Aku duduk di kursi sebelah Pak Abu. Mataku ikut mengawasi kata demi kata yang Pak Abu ketik. Aku menengok dinding, melihat jam yang tergantung di sana. Ternyata baru pukul 10 pagi. Aku edarkan pandangan ke pintu kaca sebelah ruangan santai. Dan aku melihat sekelebat bayangan hitam di sana. Ku tajamkan netraku, mengawasi sosok itu. Tapi yang kulihat selanjutnya sungguh di luar dugaan. Ternyata yang kulihat tadi adalah seorang wanita berjilbab hitam. Wajahnya tertutup cadar, hingga aku tak bisa melihat jelas. Hanya sepasang mata lentiklah yang terlihat.
Aku terhenyak melihatnya. Setahuku tak ada wanita bercadar di lingkunga pesantren ini. Tamukah ?? Atau mungkin saudara salah satu pasien ? Asal tahu saja, pesantren ini tidak hanya menerima orang gila tapi juga orang-orang yang kecanduan obat-obatan terlarang. Yang pasti sebagian dari mereka berasal dari orang berada.
Mata wanita itu menatapku tajam. Pandangan matanya bak menghujam hatiku. Anganku bagai diseret ke masa lalu. Sepertinya aku mengenali mata itu. Mungkinkah aku dejavu ? Ingatanku tiba-tiba berputar kembali pada kejadian dulu. Saat itu aku baru dua bulan di sini. Di suruh memandikan ibu di sungai. Di saat aku memandikan ibu, tiba-tiba muncullah seorang gadis kecil dari bilik tempat pasien wanita mandi. Pondok putri berada tepat di seberang sungai jadi pasien laki-laki dan wanita terpisah oleh sungai.

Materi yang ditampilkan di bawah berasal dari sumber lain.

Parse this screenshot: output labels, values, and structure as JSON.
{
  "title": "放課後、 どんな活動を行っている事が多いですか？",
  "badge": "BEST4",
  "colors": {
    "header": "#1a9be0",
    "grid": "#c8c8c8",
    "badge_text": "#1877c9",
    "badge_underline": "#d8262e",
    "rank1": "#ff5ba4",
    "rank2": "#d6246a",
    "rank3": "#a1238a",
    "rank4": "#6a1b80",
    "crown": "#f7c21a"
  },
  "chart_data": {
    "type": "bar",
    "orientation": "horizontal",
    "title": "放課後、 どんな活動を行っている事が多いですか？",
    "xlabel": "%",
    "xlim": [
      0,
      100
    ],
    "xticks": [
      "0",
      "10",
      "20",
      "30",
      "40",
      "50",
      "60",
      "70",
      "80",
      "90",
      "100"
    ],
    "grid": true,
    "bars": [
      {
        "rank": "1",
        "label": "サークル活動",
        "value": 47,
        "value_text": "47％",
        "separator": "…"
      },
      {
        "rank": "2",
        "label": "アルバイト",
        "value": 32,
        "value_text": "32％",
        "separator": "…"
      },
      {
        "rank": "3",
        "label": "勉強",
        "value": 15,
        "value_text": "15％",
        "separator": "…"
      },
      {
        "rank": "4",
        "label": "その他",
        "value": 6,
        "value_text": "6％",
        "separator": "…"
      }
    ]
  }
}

Gadis itu sepertinya sebaya denganku. Aku yang tak mengira ada orang lain di sana dibuat terkejut dengan kemunculan gadis itu. Dan dia pun sama terkejutnya denganku hingga dia terpeleset dan cadarnya tersangkut ranting bambu hingga terlepas. Dan saat itulah aku melihat gadis kecil yang ayu. Kulitnya bersih dengan hidung kecil. Dengan gugup tampak dia tersenyum padaku. Aku terkesima kala melihat lesung pipi yang menyembul saat dia tersenyum. Dan itulah pertama dan terakhir kali aku melihatnya. Dan kini aku merasa mata itu adalah milik gadis kecil itu. Mata kami saling terhubung sejenak lalu aku lihat dia cepat-cepat menundukkan wajahnya lalu berlalu pergi.
Aku duduk dengan resah. Rasa penasaranku begitu menggebu. Tak pernah aku sepenasaran ini. Ku lirik Pak Abu yang masih sibuk mengetik. Sepertinya hanya aku yang melihat wanita itu. Terbersit niatku untuk bertanya pada Pak Abu. Tapi sebelum mulutku membuka terdengar ibu berteriak gaduh. Dengan cemas, aku bergegas lari menemui ibu. Aku berpikir dia mengamuk. Tapi ibu tidak sedang mengamuk. Dia berdiri menempel di layar televisi sembari memukul-mukul layar. Aku yang bingung segera menyeret ibu menjauh . Tapi ibu bersikeras menunjuk-nunjuk layar televisi yang sedang menayangkan sebuah wawancara dengan seorang mahasiswi.
Pak Abu yang mendengar ibu histeris langsung sigap membantuku menarik ibu. Tapi yang terjadi selanjutnya sungguh membuatku terkejut. Untuk pertama kalinya setelah 17 tahun, ibu berbicara.
"Nita ... Nita ... Nita ."
Ibu terus mengulang-ulang nama itu sembari menunjuk layar televisi. Refleks aku melihat ke arah itu dan ku baca keterangan di wawancara itu. Dan ... betul !! Nama wanita itu Nita Nilamsari. Bu Suci yang baru saja masuk langsung menggandeng ibu keluar menuju pondok putri. Aku langsung terduduk lemas. Ibuku, mustahil bisa membaca ! Tapi bagaimana bisa dia tahu nama wanita itu ? Mungkinkah sebenarnya diam-diam ibu bisa membaca tanpa sepengetahuanku ? Atau mungkin ... ibu benar-benar mengenalinya ??